Addressing Oracle Redo Latency with Ultra Disk
*Previously posted on the Microsoft Data Architecture Blog for the Tech Community.
An enterprise cloud, like Azure, handles an incredible variety of workloads and to be successful running Oracle in Azure means you need to know what you’re doing and where the sweet spot is for a relational workload.
I don’t want to get too deep here, as Azure Oracle SMEs are both data and infra, which is a hybrid area resulting in us splitting between the two focuses.
The Oracle Must-Knows
An Oracle database is a complex relational database, but there are terminology and physical architecture that is important to know before we proceed into this post:
- Database instance, (background processes)
- Memory, (SGA/PGA)
- Control files
- Datafiles
- Redo log files
- Archive logs
We’re going to discuss a common performance challenge when coming to the cloud and that’s around REDO LOGS. Oracle redo logs are the equivalent in Microsoft databases to the transaction log.
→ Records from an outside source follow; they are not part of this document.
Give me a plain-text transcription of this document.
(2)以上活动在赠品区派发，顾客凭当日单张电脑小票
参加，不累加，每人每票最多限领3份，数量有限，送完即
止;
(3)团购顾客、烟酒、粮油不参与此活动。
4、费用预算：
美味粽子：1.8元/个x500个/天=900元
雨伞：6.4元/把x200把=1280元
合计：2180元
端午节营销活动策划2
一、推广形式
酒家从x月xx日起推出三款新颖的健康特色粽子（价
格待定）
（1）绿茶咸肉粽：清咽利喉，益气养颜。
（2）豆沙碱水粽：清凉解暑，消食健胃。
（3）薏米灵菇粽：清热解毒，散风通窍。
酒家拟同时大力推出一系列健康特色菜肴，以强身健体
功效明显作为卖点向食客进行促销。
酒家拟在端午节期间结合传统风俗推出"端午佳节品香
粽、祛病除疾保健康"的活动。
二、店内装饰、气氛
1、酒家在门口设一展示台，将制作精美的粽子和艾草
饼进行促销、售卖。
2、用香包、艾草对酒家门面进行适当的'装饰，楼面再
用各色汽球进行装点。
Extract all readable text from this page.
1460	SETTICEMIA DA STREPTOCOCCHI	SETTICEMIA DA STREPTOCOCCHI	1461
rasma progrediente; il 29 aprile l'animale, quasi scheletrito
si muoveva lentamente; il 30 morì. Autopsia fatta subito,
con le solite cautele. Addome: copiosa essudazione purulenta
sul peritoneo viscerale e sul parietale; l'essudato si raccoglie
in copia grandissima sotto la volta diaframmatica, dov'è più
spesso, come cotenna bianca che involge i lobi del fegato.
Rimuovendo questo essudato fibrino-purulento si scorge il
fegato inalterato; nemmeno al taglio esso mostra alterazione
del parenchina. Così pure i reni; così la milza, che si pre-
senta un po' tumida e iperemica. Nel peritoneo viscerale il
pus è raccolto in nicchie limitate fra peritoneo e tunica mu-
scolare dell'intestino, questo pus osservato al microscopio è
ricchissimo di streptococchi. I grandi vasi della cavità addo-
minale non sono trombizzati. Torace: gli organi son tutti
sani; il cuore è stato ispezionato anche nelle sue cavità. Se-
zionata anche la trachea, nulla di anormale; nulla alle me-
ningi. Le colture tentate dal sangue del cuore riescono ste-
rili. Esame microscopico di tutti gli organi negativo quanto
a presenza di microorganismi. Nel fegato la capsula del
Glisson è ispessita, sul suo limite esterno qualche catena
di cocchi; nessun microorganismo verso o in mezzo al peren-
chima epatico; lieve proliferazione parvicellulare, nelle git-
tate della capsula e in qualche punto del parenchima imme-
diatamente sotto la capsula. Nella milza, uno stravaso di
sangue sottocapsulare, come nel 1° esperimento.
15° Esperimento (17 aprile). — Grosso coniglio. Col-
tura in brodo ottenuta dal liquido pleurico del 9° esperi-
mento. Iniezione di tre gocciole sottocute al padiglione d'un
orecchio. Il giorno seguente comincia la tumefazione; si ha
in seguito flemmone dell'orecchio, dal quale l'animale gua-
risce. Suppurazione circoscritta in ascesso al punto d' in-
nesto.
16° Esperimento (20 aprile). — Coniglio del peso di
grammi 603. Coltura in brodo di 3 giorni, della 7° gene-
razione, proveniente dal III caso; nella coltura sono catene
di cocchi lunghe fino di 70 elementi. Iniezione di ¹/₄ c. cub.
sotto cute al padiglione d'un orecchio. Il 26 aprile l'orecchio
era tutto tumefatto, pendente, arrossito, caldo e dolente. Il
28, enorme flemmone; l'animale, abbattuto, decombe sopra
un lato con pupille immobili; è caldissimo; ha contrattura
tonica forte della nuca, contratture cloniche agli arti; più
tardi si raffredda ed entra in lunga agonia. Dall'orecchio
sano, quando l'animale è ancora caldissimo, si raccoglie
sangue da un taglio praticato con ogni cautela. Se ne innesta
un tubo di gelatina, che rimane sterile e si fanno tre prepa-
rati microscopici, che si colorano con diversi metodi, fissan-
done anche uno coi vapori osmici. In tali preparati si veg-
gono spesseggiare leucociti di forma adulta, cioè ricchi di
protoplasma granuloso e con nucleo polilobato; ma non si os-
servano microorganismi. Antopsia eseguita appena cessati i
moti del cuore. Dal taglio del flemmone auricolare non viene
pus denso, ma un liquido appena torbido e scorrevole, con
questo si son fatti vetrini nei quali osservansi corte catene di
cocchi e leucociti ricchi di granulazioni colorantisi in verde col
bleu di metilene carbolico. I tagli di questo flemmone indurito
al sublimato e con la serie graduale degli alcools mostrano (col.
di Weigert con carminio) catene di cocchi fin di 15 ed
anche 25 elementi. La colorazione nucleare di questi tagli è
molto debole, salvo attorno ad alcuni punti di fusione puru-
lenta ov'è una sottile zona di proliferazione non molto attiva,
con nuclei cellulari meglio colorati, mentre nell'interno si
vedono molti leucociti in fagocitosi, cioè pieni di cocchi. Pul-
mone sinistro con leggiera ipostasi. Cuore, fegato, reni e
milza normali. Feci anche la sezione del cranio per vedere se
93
Unlike SQL Server, Oracle has multiple logs that are part of the database that it switches between active, non-active and archiving. All operations that modify are written to the redo log buffer and then the log writer (LGWR) writes it to the active redo log. It’s not uncommon for the fastest storage IO to be required for the redo logs vs. datafiles because of this demand.
Redo logs are commonly mirrored to protect any changes not written to the datafiles and/or from a physical removal of one redo log “member” from a redo log member group.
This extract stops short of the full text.